Olivier Hutman & Lamine Cissokho Double Skyline
Release Date: January 9, 2026
Label: Frémeaux & Associés
Double Skyline from Olivier Hutman & Lamine Cissokho is a study in balance, showing that cross-cultural collaboration only takes two musicians listening closely, trusting their shared instincts, and letting the skyline expand on its own terms.
Some collaborations feel engineered, but some, like Double Skyline, feel discovered. Like two musicians rounding the same corner from opposite directions and realizing they’ve been playing the same tune all along. French jazz pianist Olivier Hutman and Senegalese kora virtuoso Lamine Cissokho come from lineages that rarely share words but speak a surprisingly compatible language. On Double Skyline, their meeting unfolds with patience and poise, blending the flexible swing of modern jazz with the ancient heartbeat of Mandinka tradition. It’s not a collision so much as a conversation, one that’s never in a hurry to fill the silence.
Hutman’s piano often enters like morning light, gentle but deliberate, sketching harmonies that suggest the introspection of someone like Bill Evans. Cissokho’s kora responds with cascades of strings that feel not just played but released, each note carrying with it generations of oral history. Together, they build music that breathes. The album’s great trick is how alive it feels without ever sounding like it’s trying too hard. There’s a rare freshness here, not because the fusion is flashy, but because it’s unforced. Jazz has long flirted with West African traditions, yet Double Skyline avoids the usual tropes of “world-jazz” hybrids.

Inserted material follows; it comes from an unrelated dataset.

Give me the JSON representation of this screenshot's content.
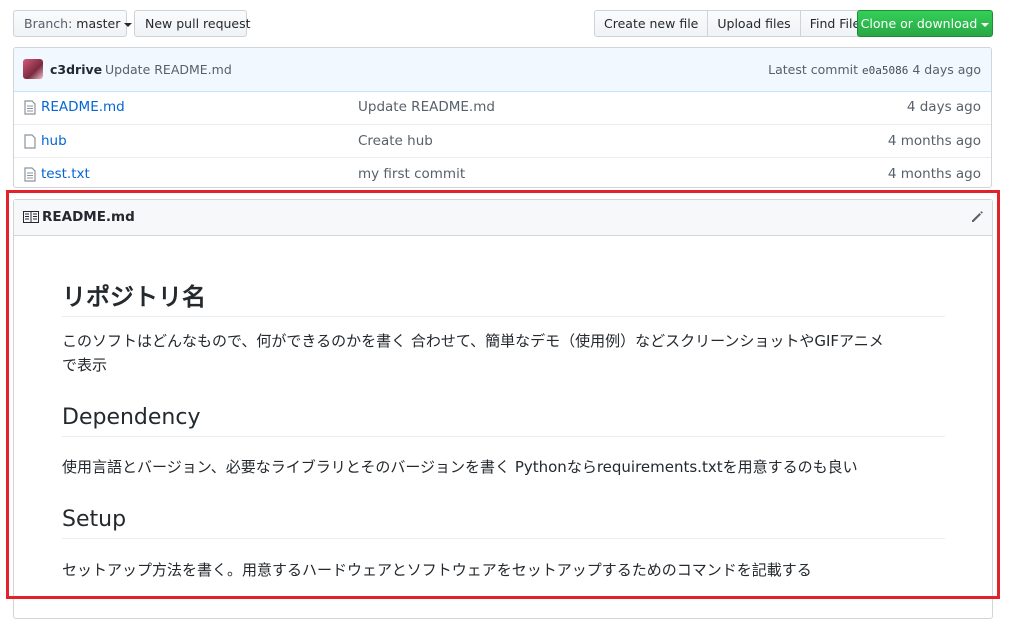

Instead of leaning on virtuosity for its own sake, Hutman and Cissokho let space do the heavy lifting. Tranquility is not a mood here; it’s a method.
Tracks unfold like landscapes viewed from a train window, shifting subtly as rhythms interlock and drift apart. Hutman’s left hand anchors the music with self-control, while his right traces melodic paths that leave room for Cissokho’s kora to shine. When the two lock in, the effect is quietly ecstatic, a reminder that groove doesn’t need volume to be felt.
In an era obsessed with maximalism, Double Skyline feels like a record made for listeners willing to slow down. It invites repeated plays, revealing new details each time: a fleeting rhythmic accent, a harmonic turn that feels both inevitable and surprising. The album doesn’t chase new horizons so much as open them gently, like a door you didn’t realize was unlocked.